New: GDPR-friendly spam protection with Prosopo

Published on by

Version 4.9.19, released last week, adds integration with Prosopo — a CAPTCHA solution built specifically with privacy and GDPR compliance in mind. It’s the first built-in anti-spam option we’ve offered since removing the Google reCAPTCHA integration earlier this year.

Why Prosopo

The reason we removed reCAPTCHA wasn’t that CAPTCHAs are useless — it’s that reCAPTCHA specifically comes with privacy trade-offs that are hard to square with GDPR. It runs across your entire site, tracks visitor behaviour, and sends data to Google servers. For many sites, that means an extra entry in your cookie consent notice and potential compliance headaches.

Prosopo works differently. It analyses form submissions without persistent cross-site tracking, uses infrastructure based in Europe, and is designed from the ground up to be GDPR-compliant out of the box. You don’t need to add it to your cookie consent banner.

How to enable it

  1. Create a free account at prosopo.io
  2. Generate an API key from your Prosopo dashboard
  3. Go to Mailchimp for WP → Forms, open the form you want to protect, and navigate to the Settings tab
  4. Enter your Prosopo API key in the anti-spam section

Prosopo works alongside the plugin’s existing honeypot field, so you get two layers of protection without any disruption to legitimate visitors.

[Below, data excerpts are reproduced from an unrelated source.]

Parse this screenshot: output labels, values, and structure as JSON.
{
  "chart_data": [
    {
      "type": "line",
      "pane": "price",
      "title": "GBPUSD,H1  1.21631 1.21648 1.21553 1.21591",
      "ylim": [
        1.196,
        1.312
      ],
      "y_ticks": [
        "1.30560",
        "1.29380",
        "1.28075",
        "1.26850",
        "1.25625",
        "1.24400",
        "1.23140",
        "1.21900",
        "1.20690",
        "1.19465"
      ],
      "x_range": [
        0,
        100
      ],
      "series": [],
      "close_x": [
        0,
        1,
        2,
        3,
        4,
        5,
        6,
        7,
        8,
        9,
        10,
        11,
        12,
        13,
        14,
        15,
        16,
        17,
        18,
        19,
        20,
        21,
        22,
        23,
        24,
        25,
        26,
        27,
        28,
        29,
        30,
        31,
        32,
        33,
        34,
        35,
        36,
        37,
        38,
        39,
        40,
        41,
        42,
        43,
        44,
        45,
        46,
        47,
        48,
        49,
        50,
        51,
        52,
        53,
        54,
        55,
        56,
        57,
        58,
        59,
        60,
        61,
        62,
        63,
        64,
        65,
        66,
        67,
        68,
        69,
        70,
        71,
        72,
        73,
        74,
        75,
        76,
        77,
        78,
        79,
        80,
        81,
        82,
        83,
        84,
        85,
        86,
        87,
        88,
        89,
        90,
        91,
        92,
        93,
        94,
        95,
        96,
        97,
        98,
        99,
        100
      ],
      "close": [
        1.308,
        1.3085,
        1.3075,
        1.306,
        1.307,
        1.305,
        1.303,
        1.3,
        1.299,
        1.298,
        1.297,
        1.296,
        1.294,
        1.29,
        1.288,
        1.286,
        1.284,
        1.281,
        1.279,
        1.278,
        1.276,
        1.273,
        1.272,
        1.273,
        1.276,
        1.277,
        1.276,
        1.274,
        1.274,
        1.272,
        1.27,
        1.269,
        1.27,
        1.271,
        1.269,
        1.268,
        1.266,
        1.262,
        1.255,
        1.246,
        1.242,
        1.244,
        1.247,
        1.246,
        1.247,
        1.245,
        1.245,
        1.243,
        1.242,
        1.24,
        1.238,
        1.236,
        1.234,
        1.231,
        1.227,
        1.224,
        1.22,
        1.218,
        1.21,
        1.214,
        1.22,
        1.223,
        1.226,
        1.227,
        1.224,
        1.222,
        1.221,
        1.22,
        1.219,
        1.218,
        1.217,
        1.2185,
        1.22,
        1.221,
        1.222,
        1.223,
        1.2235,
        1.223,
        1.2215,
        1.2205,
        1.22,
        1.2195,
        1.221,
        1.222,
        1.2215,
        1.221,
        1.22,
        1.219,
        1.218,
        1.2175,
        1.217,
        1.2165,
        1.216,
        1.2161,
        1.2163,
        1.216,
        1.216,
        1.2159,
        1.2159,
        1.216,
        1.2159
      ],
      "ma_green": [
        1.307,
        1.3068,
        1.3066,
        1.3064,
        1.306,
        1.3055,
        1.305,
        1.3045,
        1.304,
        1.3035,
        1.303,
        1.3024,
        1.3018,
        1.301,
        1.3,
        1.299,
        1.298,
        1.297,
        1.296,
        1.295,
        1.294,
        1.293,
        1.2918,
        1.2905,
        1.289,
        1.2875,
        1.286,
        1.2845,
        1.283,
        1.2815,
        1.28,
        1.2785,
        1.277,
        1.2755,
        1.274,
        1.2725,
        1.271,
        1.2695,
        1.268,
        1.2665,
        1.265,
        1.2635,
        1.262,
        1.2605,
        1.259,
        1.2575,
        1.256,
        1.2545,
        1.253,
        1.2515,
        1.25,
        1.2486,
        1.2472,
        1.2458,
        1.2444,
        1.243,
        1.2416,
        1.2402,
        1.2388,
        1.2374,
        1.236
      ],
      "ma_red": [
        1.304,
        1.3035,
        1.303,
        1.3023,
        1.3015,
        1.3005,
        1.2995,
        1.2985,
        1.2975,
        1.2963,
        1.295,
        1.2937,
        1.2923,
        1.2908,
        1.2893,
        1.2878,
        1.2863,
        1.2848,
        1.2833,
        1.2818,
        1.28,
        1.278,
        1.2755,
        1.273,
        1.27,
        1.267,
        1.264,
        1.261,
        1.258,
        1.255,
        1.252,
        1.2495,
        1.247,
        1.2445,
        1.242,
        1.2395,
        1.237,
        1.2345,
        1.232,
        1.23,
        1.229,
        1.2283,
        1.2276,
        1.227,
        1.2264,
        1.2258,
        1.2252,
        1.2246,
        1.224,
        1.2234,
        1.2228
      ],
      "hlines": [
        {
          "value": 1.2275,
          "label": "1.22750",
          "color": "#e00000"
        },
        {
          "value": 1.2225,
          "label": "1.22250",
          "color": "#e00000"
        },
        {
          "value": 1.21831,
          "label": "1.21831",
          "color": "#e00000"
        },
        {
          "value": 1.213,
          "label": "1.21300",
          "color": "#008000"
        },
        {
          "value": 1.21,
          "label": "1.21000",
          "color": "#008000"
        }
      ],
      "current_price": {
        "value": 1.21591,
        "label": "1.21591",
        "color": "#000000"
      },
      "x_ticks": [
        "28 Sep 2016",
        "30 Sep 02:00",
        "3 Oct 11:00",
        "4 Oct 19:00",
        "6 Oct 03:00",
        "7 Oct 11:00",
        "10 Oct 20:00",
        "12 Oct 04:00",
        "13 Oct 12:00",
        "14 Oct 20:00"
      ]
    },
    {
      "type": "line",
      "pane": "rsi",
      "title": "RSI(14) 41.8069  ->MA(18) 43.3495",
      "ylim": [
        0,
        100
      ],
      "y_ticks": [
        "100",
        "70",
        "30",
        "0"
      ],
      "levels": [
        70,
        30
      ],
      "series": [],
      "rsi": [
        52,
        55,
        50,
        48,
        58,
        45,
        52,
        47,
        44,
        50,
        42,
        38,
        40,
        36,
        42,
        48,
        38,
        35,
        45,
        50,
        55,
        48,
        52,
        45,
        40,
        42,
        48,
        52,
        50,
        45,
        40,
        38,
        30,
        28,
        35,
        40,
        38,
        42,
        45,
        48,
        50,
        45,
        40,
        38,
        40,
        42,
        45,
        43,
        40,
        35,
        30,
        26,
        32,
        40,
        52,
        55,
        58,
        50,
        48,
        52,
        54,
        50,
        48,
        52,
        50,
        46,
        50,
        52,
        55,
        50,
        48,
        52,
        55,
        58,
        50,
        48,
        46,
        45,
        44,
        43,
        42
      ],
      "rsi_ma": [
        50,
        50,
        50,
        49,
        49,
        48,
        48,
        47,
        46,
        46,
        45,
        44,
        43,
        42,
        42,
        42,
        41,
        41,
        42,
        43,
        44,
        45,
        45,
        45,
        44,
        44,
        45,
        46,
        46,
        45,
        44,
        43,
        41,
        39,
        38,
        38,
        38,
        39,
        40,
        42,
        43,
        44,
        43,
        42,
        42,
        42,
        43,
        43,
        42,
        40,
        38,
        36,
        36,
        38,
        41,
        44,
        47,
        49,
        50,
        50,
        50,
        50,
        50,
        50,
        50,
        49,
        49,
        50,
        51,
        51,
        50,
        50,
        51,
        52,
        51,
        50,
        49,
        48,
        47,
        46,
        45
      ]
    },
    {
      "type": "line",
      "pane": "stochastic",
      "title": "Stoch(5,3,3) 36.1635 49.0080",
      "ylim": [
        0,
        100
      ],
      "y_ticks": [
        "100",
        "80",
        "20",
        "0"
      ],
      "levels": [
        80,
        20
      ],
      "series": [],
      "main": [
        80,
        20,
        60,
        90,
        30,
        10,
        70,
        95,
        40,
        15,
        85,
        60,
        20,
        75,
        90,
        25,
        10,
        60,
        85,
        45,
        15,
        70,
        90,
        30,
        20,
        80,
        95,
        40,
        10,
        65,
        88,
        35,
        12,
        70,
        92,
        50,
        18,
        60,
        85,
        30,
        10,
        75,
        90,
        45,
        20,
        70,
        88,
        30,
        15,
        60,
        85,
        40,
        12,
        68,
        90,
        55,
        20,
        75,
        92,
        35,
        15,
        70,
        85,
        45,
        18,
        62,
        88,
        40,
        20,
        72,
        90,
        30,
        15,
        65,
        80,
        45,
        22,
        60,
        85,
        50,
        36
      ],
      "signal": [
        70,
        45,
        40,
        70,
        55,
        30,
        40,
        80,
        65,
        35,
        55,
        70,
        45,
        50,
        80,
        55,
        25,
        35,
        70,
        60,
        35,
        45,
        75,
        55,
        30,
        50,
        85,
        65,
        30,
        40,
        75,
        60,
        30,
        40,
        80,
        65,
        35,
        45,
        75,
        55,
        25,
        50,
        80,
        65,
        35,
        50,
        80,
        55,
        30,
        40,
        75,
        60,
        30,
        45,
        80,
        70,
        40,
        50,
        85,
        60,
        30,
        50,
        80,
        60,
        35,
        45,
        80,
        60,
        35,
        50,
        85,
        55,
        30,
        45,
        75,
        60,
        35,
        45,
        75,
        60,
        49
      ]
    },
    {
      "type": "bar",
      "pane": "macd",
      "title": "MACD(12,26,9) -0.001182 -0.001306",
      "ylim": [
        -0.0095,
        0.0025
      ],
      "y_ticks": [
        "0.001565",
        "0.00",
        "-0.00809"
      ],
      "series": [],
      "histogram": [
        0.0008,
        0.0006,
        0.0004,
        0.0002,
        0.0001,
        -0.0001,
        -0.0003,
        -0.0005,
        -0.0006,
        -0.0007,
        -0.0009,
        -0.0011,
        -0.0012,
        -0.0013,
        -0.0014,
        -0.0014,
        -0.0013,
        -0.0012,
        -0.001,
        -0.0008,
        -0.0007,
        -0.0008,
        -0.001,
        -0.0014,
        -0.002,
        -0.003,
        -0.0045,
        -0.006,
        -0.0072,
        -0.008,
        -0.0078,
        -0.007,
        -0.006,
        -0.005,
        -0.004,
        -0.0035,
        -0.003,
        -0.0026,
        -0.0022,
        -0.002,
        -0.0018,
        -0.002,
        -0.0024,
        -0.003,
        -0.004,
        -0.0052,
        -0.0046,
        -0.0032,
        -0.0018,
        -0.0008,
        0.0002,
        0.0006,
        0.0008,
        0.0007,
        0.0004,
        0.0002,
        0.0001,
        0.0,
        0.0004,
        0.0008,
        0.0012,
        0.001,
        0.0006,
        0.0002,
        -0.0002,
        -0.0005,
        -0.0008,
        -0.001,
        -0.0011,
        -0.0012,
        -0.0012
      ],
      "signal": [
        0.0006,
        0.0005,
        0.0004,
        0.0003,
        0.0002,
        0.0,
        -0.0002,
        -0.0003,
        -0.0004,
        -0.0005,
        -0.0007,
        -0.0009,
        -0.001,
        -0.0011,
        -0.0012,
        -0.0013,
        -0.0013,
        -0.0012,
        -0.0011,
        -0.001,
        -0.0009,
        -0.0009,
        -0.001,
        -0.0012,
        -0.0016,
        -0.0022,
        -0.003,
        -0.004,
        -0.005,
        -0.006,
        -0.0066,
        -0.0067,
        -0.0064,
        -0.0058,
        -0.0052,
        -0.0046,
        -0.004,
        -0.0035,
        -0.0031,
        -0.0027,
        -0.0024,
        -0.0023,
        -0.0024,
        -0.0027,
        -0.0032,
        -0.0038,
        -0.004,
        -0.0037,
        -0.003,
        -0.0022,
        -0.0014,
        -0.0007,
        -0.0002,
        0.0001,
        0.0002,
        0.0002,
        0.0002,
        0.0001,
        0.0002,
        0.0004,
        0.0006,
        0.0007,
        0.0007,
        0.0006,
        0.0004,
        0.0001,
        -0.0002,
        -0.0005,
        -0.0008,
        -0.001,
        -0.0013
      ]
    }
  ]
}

Thanks to Maxim Akimov for contributing this integration.

What about the honeypot?

The built-in honeypot catches most automated bot sign-ups without any configuration and without adding any friction for real visitors. For the majority of sites, it’s still the right first line of defence. Prosopo is worth adding if you’re seeing bots slip through, or if you want active CAPTCHA protection without the Google dependency.

As always, double opt-in remains the most reliable way to ensure only real people end up on your list.